To light up my iPhone's torch, I bought the iOSTorch plugin from the Unity Asset Store ($2).  It did not work right away on iOS 10, but it was open source, so I modified to hard code the iOS version to 10, and to turn off the flash (it was lighting up both the torch AND the flash).  The torch brightness is specifiable as a float, but iPhone internally quantizes to 3 levels; even at the "low" setting, it is quite blinding at a close distance.  To make it dimmer, I tried to cycle it off and on rapidly to get another 1 or 2 bits of resolution, but my phone overheated for some reason and then was bricked, and had to be restored through iTunes (so don't try it!).  So I decided to suck it up and deal with the saturated pixels from the overly bright torch.  With the image processing I discuss below, the result looks reasonable at distance beyond 1 m, as you can see below.

I turn on the torch in PlayerController.Start():
            switch(Application.platform) {
            case RuntimePlatform.IPhonePlayer:
                iOSTorch.Init ();
                iOSTorch.On (0.001f);
                break;
            case RuntimePlatform.OSXEditor:
            case RuntimePlatform.WindowsEditor:
                yIsUp = true;
                Debug.Log ("Using Unity Remote");
                break;
            }

In case the game is suspended, I turn off the torch in the MonoBehaviour.OnApplicationPause() callback:
        void OnApplicationPause( bool pause )
        {
            if (Application.platform == RuntimePlatform.IPhonePlayer) {
                if (pause) iOSTorch.Off ();
                else iOSTorch.On (0.001f);
            }
        }

In search of the torch photo-electrons in the image

I started my 3D game as a clone of the OpenCVforUnity's Optical Flow demo, so I already had OpenCV ready to go (it's only $95 on the Unity Asset Store).  OpenCVUnity's WebcamTextureToMatHelper transforms the RGB memory into OpenCV Mat--this is the starting point of the image processing.

using OpenCVForUnity;

void Update ()

{

...

    Mat rgbaMat = webCamTextureToMatHelper.GetMat ();
    int width = rgbaMat.width (), height = rgbaMat.height ();

Without an academic background in image processing, I approach the problem quite naively: I aim to boost the signal, and reduce noise, where the signal is the photo-electron count from the remote device's torch.  The LED torchlight seemed to be white, so wanted to kill pixels that did not have all 3 colors.  A simple element-wise product of the 3 channels seemed like a good filter for the white light.  OpenCV made this task trivial:

    List<Mat> channels = new List<Mat>();
    Core.split (rgbaMat, channels);

    rxgxbMat = channels[0].mul(

        channels[1].mul(channels[2], 1.0f/256), 1.0f/256);

Scaling the successive multiplication is necessary to avoid saturating out the result.  I guess OpenCV's Mat.mul() method internally uses wide datatype before applying scaling and the saturation, because each color channels were originally 8 bit unsigned counts.  The result seems to confirm my intuition that the torch light seems to be the brightest thing in the image.  So bright in fact, that it seems to distort the pixels around it, as you can see below.
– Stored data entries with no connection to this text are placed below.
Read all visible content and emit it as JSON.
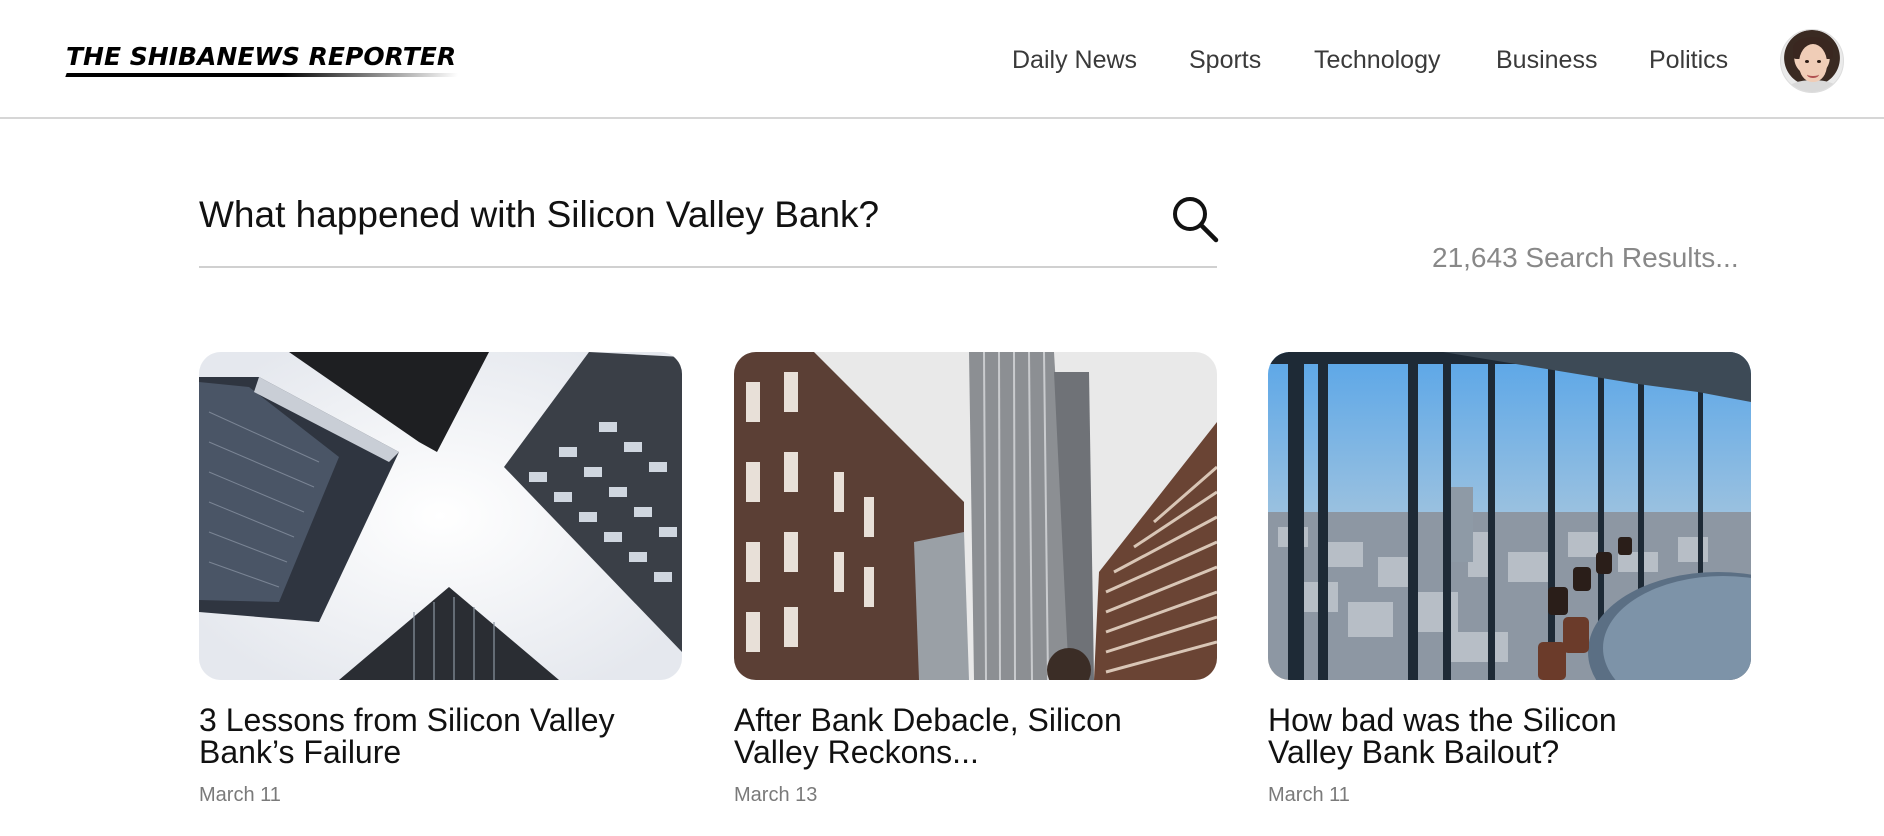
{
  "header": {
    "logo": "THE SHIBANEWS REPORTER",
    "nav": [
      {
        "label": "Daily News"
      },
      {
        "label": "Sports"
      },
      {
        "label": "Technology"
      },
      {
        "label": "Business"
      },
      {
        "label": "Politics"
      }
    ]
  },
  "search": {
    "query": "What happened with Silicon Valley Bank?",
    "results_count": "21,643 Search Results..."
  },
  "articles": [
    {
      "title": "3 Lessons from Silicon Valley Bank’s Failure",
      "date": "March 11"
    },
    {
      "title": "After Bank Debacle, Silicon Valley Reckons...",
      "date": "March 13"
    },
    {
      "title": "How bad was the Silicon Valley Bank Bailout?",
      "date": "March 11"
    }
  ]
}
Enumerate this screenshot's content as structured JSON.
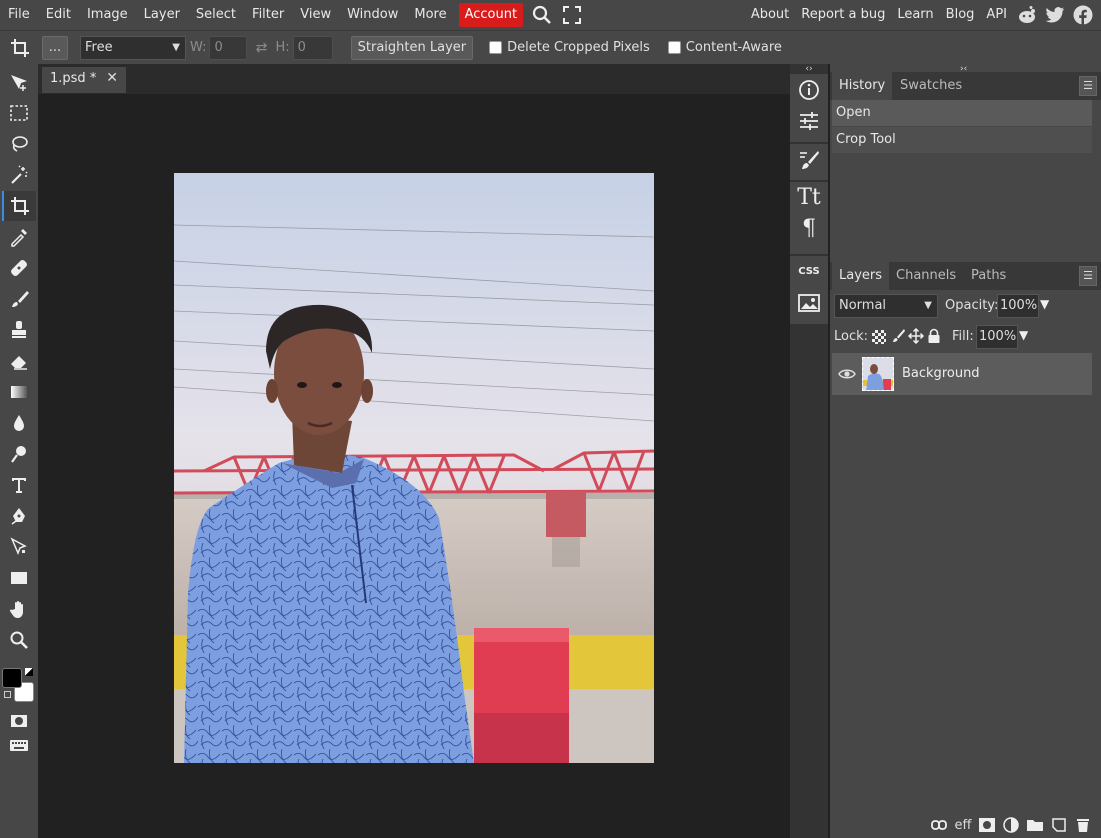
{
  "menu": {
    "items": [
      "File",
      "Edit",
      "Image",
      "Layer",
      "Select",
      "Filter",
      "View",
      "Window",
      "More"
    ],
    "account": "Account",
    "right_links": [
      "About",
      "Report a bug",
      "Learn",
      "Blog",
      "API"
    ]
  },
  "options": {
    "more": "...",
    "ratio": "Free",
    "w_label": "W:",
    "w_value": "0",
    "h_label": "H:",
    "h_value": "0",
    "straighten": "Straighten Layer",
    "delete_cropped": "Delete Cropped Pixels",
    "content_aware": "Content-Aware"
  },
  "document": {
    "tab": "1.psd *",
    "close": "✕"
  },
  "history_panel": {
    "tabs": [
      "History",
      "Swatches"
    ],
    "items": [
      "Open",
      "Crop Tool"
    ]
  },
  "layers_panel": {
    "tabs": [
      "Layers",
      "Channels",
      "Paths"
    ],
    "blend_mode": "Normal",
    "opacity_label": "Opacity:",
    "opacity_value": "100%",
    "lock_label": "Lock:",
    "fill_label": "Fill:",
    "fill_value": "100%",
    "layers": [
      {
        "name": "Background"
      }
    ],
    "bottom_eff": "eff"
  },
  "strip": {
    "css": "CSS"
  },
  "colors": {
    "accent": "#3c8ce0",
    "account": "#d81b1b",
    "foreground": "#000000",
    "background": "#ffffff"
  }
}
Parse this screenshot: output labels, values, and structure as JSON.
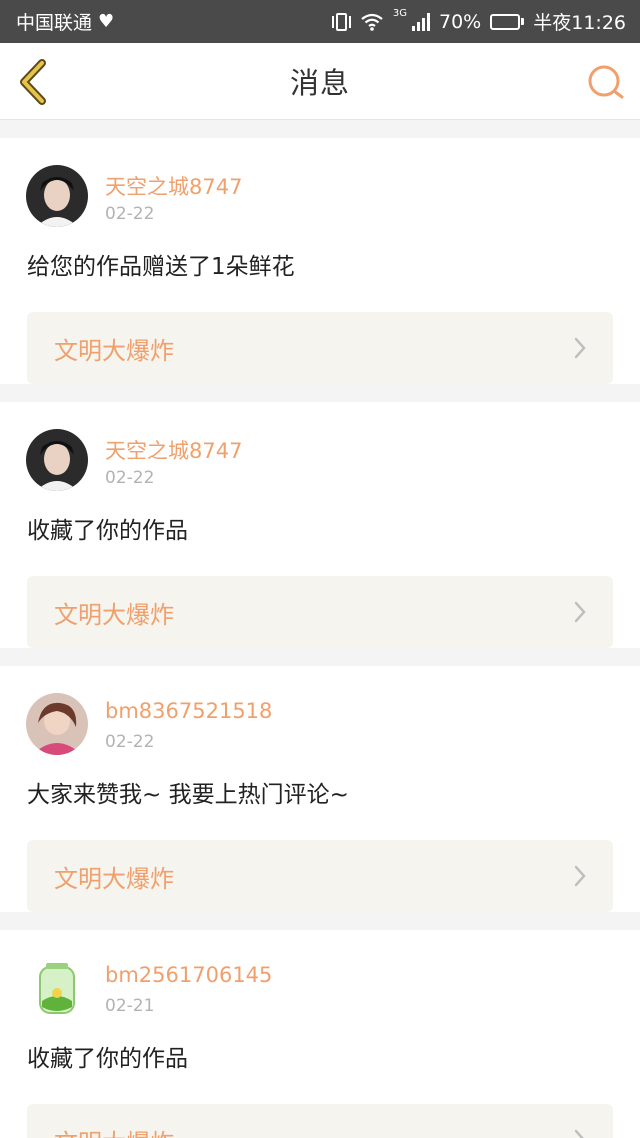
{
  "status_bar": {
    "carrier": "中国联通",
    "network": "3G",
    "battery": "70%",
    "battery_level": 0.7,
    "time": "半夜11:26"
  },
  "header": {
    "title": "消息",
    "back_icon": "chevron-left-icon",
    "search_icon": "search-icon"
  },
  "messages": [
    {
      "user": "天空之城8747",
      "date": "02-22",
      "text": "给您的作品赠送了1朵鲜花",
      "work": "文明大爆炸"
    },
    {
      "user": "天空之城8747",
      "date": "02-22",
      "text": "收藏了你的作品",
      "work": "文明大爆炸"
    },
    {
      "user": "bm8367521518",
      "date": "02-22",
      "text": "大家来赞我~ 我要上热门评论~",
      "work": "文明大爆炸"
    },
    {
      "user": "bm2561706145",
      "date": "02-21",
      "text": "收藏了你的作品",
      "work": "文明大爆炸"
    }
  ],
  "colors": {
    "accent": "#f0a06c",
    "back_arrow": "#e8c34a",
    "status_bar": "#4a4a4a",
    "link_bg": "#f5f4ee",
    "page_bg": "#f4f4f4"
  }
}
Any image is contaminated by some noise, and one of the most effective noise reduction technique in image processing is the median filter, which replaces a pixel value with the median of ensemble consisting of itself and neighboring pixels.  Lower noise helps the morphological operations like opening produce a cleaner (more canonical) result.

Mat rxgxbMat, tempA, tempB, emptyMat = new Mat(),
            erode_kernel = new Mat();

Point erode_anchor = new Point(0,0);

void Update ()

{

...

    if (tempA == null)

        tempA = new Mat (height, width, channels [0].type ());
    if (tempB == null)

        tempB = new Mat (height, width, channels [0].type ());
    Imgproc.medianBlur (rxgxbMat, tempA, 7);
    Imgproc.morphologyEx (tempA, tempB, Imgproc.MORPH_OPEN,

 erode_kernel, erode_anchor, 2);

    Core.MinMaxLocResult minmax = Core.minMaxLoc (tempB);
    Debug.Log (String.Format("max {0} @ {1}", minmax.maxVal, minmax.maxLoc));

Note that I am using iteration=2 for the opening operation.  It seemed that iteration=1 did not clean up the distortion enough, and iteration=3 seemed to yield another kind of distortion.  iteration=2 seemed to produce the cleanest looking blob.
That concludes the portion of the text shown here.